Advertisement

Christian Pilgrims Retrace Jesus’ Route to Crucifixion

Share
From Times Wire Services

Christian pilgrims shouldering wooden crosses made their way slowly through the narrow streets of Old Jerusalem today, Good Friday, retracing the steps of Jesus on the way to his crucifixion.

Five-thousand pilgrims followed the procession led by Franciscan monks along the Via Dolorosa, the Street of Sorrows, venerated since the Middle Ages as the route taken by Jesus after he was condemned to die.

The half-mile walk took the pilgrims from St. Anne’s Church, near the site where tradition says Jesus was judged, to the Church of the Holy Sepulcher, the 12th-Century sanctuary encompassing both Calvary and the tomb where his body was placed.

Advertisement

Stations of the Cross

The procession stopped at all 14 Stations of the Cross. Each marks an event chronicled in the Gospels or in early Christian tradition, including the three places where Jesus is said to have fallen under the weight of his cross.
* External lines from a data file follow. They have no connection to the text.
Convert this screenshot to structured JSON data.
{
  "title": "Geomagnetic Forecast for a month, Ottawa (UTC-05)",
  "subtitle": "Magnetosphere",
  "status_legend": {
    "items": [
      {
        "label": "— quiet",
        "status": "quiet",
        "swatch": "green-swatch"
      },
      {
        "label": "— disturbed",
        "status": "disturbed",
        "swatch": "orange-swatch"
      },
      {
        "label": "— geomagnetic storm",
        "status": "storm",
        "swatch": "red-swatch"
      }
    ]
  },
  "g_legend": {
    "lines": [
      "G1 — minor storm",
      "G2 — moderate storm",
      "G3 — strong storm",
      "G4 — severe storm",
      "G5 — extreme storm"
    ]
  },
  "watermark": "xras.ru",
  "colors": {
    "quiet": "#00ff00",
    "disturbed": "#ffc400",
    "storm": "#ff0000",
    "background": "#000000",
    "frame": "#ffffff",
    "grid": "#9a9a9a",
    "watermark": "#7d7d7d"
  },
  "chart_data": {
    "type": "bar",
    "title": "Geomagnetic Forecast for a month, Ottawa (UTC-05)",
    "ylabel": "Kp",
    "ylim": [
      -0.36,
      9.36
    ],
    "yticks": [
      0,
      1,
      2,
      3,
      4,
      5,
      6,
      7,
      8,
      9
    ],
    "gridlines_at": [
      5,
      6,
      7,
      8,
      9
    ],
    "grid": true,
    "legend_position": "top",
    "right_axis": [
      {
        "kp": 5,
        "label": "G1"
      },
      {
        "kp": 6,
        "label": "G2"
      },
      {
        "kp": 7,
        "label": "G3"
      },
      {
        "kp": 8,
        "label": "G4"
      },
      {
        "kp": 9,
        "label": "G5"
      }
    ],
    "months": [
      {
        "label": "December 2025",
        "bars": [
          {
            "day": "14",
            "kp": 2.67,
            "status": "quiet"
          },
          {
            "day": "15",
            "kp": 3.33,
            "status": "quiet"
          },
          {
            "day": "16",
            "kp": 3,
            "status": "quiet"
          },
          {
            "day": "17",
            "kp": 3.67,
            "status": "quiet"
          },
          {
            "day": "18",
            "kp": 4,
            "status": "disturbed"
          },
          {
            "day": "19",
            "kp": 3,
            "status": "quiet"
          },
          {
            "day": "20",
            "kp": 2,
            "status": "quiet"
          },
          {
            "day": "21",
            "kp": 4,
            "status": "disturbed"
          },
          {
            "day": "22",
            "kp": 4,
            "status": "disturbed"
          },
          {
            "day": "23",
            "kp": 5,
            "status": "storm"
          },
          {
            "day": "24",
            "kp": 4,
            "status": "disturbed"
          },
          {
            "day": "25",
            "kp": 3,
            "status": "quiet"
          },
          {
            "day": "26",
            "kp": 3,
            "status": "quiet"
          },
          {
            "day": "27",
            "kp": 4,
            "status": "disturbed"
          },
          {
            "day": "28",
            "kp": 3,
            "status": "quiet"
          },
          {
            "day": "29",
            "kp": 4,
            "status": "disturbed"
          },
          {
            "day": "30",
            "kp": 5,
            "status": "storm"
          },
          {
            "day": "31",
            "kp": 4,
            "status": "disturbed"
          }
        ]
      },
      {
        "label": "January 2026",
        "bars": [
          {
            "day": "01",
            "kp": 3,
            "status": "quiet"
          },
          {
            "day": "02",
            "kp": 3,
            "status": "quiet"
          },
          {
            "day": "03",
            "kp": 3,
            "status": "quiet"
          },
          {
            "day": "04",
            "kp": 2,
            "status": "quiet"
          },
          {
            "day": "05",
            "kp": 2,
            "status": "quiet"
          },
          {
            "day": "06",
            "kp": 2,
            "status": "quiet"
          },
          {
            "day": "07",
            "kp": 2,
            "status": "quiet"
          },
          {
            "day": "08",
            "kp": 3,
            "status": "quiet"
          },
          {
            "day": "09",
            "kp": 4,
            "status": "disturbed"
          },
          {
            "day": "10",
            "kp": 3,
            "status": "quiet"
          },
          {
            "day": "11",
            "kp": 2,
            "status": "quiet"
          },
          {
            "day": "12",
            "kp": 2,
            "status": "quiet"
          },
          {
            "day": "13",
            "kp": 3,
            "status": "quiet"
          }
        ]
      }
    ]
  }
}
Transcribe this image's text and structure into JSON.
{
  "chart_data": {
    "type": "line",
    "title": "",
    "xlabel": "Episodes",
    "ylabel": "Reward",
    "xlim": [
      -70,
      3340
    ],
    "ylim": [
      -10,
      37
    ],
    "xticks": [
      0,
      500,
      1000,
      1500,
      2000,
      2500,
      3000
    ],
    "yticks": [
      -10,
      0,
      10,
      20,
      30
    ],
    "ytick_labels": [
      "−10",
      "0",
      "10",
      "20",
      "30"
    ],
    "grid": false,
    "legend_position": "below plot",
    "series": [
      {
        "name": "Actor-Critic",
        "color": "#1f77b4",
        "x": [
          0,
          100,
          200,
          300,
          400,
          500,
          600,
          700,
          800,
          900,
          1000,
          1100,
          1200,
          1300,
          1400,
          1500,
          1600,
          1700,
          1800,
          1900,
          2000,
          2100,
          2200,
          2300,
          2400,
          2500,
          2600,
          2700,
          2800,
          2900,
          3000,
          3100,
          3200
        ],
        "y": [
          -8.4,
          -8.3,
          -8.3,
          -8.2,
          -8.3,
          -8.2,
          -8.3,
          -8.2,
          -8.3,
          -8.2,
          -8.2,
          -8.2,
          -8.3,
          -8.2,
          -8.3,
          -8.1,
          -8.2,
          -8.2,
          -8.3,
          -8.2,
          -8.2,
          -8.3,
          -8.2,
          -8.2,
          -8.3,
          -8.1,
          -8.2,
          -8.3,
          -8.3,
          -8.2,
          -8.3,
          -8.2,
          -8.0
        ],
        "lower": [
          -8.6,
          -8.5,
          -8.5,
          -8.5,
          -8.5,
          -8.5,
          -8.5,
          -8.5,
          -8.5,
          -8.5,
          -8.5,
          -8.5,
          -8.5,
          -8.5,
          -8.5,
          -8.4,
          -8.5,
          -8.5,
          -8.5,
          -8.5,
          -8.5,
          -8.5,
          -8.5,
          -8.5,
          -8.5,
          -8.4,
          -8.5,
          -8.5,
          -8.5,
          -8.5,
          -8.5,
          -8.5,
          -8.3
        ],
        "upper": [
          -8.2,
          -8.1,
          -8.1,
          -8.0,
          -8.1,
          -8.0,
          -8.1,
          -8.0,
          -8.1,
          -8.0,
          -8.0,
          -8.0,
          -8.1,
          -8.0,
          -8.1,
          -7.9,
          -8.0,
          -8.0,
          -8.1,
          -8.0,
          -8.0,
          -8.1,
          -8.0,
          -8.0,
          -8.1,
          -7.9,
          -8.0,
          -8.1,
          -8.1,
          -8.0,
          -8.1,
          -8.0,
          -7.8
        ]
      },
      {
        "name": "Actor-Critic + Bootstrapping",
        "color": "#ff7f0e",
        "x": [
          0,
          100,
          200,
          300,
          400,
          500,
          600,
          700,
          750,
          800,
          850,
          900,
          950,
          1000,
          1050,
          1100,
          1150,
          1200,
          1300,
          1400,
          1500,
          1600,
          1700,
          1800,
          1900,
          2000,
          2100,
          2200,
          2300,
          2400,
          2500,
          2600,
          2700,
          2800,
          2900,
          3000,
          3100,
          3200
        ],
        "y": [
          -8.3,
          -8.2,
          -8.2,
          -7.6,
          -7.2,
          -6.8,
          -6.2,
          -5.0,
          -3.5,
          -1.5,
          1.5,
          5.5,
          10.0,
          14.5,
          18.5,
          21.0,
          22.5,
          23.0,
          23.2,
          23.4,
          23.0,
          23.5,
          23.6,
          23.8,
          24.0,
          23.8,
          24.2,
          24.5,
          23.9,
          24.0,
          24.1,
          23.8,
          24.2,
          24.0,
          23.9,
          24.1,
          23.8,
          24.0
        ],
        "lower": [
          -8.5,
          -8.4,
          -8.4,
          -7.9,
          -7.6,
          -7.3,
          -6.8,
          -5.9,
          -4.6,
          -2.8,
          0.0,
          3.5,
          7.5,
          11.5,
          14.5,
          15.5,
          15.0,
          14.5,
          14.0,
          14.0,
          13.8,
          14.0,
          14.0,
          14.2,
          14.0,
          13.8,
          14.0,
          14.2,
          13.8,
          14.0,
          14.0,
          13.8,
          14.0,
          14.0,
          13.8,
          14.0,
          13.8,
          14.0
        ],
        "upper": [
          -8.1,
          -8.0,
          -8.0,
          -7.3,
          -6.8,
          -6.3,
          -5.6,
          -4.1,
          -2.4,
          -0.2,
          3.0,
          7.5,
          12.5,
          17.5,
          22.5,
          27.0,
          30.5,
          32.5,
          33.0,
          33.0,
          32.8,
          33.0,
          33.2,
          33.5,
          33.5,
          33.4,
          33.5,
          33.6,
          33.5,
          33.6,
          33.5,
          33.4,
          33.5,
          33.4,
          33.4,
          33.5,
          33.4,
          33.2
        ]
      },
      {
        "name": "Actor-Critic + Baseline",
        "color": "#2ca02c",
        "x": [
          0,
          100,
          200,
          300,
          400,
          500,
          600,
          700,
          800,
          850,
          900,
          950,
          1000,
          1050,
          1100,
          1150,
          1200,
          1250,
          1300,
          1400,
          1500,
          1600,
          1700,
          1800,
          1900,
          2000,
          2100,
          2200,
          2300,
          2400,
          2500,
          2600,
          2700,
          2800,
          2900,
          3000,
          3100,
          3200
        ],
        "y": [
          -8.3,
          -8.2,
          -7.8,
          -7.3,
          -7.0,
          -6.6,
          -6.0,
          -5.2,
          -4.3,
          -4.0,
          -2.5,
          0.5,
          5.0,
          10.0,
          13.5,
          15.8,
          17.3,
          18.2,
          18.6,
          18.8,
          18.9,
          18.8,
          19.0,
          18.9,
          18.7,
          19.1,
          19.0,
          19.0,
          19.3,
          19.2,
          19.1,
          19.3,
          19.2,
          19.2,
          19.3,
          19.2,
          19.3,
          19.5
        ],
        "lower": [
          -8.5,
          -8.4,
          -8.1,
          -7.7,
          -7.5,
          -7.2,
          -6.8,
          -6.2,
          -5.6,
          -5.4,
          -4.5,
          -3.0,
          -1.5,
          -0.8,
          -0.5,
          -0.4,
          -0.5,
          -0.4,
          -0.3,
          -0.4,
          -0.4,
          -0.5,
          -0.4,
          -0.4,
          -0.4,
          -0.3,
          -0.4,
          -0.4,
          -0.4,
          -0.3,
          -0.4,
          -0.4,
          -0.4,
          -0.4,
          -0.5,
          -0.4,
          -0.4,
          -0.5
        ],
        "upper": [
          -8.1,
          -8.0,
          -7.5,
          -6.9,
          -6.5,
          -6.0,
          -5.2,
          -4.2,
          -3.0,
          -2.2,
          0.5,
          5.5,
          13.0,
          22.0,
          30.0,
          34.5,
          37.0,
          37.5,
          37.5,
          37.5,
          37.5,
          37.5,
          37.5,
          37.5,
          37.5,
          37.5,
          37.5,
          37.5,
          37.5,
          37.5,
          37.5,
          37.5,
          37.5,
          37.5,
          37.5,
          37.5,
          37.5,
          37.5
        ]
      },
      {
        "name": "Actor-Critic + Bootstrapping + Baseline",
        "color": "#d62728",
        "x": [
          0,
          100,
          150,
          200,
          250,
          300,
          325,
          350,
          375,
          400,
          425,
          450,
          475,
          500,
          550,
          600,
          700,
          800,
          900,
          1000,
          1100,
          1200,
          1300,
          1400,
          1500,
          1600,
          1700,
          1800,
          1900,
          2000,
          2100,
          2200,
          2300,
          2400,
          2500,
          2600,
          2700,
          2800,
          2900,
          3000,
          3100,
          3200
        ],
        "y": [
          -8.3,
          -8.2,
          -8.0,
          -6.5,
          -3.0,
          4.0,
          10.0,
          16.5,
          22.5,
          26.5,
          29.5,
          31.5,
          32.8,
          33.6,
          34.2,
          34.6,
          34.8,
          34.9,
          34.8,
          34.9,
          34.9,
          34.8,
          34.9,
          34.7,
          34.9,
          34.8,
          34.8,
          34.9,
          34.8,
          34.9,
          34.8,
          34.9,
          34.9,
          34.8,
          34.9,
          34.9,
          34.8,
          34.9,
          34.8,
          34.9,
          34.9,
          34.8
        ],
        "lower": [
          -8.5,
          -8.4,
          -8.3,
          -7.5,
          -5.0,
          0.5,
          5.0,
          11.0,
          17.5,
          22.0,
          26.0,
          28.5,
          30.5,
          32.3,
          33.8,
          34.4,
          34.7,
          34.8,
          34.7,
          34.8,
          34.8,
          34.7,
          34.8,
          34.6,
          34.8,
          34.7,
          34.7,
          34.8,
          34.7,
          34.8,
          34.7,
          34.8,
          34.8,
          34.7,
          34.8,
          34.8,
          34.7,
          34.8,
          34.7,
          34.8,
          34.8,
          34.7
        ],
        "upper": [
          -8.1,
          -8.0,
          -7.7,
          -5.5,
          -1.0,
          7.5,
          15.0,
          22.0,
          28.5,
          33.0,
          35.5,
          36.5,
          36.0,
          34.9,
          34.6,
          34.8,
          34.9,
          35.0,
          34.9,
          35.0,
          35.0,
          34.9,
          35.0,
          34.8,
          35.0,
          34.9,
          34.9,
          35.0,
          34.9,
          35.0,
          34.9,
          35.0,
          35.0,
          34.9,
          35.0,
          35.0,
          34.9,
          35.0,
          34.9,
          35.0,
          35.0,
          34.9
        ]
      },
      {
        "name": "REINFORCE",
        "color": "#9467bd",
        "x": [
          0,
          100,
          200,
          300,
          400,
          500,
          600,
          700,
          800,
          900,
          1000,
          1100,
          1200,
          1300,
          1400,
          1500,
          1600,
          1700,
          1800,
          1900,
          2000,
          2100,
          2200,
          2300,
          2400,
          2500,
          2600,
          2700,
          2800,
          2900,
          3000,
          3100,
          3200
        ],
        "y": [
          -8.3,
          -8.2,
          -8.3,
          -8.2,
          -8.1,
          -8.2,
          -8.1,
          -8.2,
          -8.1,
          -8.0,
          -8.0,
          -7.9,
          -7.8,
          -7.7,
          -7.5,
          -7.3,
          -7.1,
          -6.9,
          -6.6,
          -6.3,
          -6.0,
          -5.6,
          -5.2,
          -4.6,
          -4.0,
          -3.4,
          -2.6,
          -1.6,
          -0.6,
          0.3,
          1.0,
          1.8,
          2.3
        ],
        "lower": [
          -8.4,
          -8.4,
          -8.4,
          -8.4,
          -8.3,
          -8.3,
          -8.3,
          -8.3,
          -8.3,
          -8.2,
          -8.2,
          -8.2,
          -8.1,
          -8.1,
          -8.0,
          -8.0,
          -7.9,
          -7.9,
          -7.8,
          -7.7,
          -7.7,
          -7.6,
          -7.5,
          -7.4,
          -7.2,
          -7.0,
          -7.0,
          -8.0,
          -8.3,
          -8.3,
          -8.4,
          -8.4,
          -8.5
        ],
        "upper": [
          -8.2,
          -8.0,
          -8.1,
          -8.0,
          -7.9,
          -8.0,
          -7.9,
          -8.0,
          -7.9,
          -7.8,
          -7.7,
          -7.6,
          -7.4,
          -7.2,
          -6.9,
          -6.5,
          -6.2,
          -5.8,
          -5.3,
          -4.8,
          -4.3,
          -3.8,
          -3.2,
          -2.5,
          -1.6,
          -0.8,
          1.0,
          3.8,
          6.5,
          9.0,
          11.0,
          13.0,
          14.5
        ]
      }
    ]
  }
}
At the Vatican, Pope John Paul II heard confessions of pilgrims in St. Peter’s Basilica, including those of a 13-year-old Michigan girl, then led the Way of the Cross procession at the Colosseum in Rome.

The pontiff arrived in the Basilica wearing a white skullcap and a priest’s black robe over his white papal robes.

Smiling broadly, he made his way to a wooden confessional by the altar of St. Joseph, where about 1,000 pilgrims and tourists gathered to recount their sins or watch the proceedings, which the Pope inaugurated on Good Friday six years ago as a sign of humility.

Vatican security guards manned a barrier holding the throng back from the pontiff and apparently picked out willing pilgrims at random from among those who wished to confess.

In the Philippines, 17 people, including a convicted murderer and a Filipino hoping to meet his American father, were nailed to crosses in bloody re-enactments of Christ’s crucifixion.

Advertisement

Some of the penitents who volunteered to have their hands and feet nailed to crosses, which were then raised upright, grimaced in pain. Others seemed not to mind, and a few had second thoughts and backed out.

Thousands of others in Asia’s only Christian nation beat their bare backs with bamboo reeds, whips and glass-studded bats.